Mark Griffin said
I laugh when the novice (or mad and should know better) jousters say 'I'd never use solids'. Because, my dear fellow, you are already. What the F gets the balsa bit to you? And that's not going to snap.....except in unusual circumstances.
Indeed. Generally we use 32mm dia. Tasmanian Oak (Mountain Ash) dowel for our balsa lances down here, it is just as tough as its names suggest. We only split the first 6 inches of our balsa tips with a table saw and then tape the split end together to form a slight taper. The rest of the balsa tip is left solid. The weight of the balsa varies between very light and soft to very heavy and as tough as pine dowel.
These photos are from a tournament we held in Sydney at the end of May.
First photo is me going away from the camera and I have broken my balsa tip and also the main body of the lance. I was using an arret but no graper. If the main body hadn't broken my little buddy Phil, who I was jousting, said he would have been off the horse. But hey, can't unhorse someone with balsa
Posing with the broken bit of lance. In my wifes Michelle hand you can see the taped end on one of the balsa tips.
and another pass with the aluminium socket on the business end doing its magic.
You can see my arret in this photo. Even when I am doing balsa I use my arret on this harness and my 15thC harness all the time. Only way to be 100% comfortable with it.
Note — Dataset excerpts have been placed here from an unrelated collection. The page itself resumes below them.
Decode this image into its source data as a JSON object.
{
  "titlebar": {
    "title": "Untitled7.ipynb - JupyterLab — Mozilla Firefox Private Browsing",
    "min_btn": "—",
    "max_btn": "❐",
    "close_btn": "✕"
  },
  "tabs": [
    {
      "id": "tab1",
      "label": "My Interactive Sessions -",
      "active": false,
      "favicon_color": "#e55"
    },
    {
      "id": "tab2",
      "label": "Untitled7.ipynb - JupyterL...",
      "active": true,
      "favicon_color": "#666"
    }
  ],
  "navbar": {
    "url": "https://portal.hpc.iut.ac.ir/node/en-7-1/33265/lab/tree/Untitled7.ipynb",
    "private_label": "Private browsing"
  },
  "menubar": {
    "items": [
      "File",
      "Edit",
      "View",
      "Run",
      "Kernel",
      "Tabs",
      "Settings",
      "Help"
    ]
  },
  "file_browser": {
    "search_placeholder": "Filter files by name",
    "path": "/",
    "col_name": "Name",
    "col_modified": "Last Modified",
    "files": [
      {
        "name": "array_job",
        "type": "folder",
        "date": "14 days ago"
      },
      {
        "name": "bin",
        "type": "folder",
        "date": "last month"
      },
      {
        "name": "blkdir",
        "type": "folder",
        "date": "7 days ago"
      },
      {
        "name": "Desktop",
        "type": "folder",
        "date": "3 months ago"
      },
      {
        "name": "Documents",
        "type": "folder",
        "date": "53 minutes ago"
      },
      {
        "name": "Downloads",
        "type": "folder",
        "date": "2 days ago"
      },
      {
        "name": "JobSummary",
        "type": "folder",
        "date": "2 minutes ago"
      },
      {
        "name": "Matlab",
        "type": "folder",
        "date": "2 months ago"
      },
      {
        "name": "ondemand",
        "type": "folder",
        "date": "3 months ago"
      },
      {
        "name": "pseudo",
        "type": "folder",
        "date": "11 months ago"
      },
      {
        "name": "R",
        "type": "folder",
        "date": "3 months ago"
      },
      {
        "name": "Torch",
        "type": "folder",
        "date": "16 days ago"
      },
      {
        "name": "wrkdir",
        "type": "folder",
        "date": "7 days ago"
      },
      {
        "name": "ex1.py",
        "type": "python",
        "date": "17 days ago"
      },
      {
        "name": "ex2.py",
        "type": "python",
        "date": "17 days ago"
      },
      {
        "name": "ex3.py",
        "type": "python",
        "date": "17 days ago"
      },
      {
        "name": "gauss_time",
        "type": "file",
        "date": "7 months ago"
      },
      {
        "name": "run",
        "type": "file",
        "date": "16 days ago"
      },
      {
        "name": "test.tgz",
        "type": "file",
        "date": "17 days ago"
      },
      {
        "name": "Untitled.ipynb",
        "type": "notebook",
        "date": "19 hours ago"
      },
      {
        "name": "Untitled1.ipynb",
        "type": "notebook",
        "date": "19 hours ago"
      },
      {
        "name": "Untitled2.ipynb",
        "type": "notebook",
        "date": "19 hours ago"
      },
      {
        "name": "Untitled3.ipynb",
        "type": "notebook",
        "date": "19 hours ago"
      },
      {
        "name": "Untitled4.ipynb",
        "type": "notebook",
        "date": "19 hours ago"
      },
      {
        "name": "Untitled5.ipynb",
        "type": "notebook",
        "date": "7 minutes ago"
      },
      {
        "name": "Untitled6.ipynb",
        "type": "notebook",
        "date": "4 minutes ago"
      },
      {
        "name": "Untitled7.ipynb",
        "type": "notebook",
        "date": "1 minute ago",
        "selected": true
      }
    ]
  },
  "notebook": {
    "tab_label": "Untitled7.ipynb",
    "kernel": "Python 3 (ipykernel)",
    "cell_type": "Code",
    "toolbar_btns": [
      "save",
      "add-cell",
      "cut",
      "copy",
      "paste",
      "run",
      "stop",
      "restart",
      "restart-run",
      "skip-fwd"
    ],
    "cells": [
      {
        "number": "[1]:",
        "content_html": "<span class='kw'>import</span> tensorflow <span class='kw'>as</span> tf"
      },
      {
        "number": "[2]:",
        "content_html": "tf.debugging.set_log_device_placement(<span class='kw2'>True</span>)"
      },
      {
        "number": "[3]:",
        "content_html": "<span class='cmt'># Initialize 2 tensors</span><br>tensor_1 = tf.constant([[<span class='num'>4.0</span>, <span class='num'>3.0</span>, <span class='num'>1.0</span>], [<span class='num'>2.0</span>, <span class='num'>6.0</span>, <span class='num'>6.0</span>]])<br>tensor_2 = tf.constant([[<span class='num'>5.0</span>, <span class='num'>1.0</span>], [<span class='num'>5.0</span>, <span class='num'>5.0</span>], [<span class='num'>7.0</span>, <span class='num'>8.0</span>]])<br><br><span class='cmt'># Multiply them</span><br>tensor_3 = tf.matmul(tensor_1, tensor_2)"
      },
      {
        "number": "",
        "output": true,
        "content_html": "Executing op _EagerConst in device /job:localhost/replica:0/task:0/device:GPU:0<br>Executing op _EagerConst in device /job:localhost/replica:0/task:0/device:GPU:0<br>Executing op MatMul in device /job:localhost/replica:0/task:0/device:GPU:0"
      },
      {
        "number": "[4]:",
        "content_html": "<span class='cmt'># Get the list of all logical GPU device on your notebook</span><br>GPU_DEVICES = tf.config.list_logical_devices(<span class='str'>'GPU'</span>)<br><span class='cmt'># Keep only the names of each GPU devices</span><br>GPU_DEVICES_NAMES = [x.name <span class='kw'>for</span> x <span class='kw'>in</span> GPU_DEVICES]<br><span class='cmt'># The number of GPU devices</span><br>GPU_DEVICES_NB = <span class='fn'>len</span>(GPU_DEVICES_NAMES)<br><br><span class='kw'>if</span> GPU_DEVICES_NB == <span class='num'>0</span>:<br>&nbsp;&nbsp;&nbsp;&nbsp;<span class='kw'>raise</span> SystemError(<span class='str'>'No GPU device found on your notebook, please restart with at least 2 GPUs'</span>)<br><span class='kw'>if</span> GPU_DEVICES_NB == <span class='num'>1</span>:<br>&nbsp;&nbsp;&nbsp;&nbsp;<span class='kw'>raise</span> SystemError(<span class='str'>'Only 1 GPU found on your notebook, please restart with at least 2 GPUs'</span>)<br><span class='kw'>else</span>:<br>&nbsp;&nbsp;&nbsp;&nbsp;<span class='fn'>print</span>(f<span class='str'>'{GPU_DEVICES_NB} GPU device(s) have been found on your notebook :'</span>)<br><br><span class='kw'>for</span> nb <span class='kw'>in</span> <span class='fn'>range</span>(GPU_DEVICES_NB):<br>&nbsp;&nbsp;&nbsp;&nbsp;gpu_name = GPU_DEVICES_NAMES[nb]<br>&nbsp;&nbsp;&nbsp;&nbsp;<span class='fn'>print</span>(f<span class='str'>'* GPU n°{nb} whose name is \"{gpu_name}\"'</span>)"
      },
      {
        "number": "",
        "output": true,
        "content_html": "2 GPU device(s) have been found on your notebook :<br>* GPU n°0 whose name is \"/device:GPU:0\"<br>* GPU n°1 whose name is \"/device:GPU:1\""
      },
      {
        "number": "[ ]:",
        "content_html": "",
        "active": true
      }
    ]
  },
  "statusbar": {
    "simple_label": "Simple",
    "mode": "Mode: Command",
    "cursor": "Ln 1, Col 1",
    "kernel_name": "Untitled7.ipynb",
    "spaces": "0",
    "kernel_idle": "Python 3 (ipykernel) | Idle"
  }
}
All the fun stuff happens after the balsa tip is gone with these sort of lances. The big issue I have with them is slide. It takes a lot of practice, experience and skill to get that tip on target to smash through it and then drive the solid bit of the lance into the target. A lot of jousters can't do that and either get slide or they break the tip and deflect somewhere they shouldn't. Another uniquely balsa tip trick is the Double Tap, break the balsa tip on the ecranche and then lift the rest of the lance into the helm Only ok of course if agreed upon by each jouster and the armour and helms are up to it.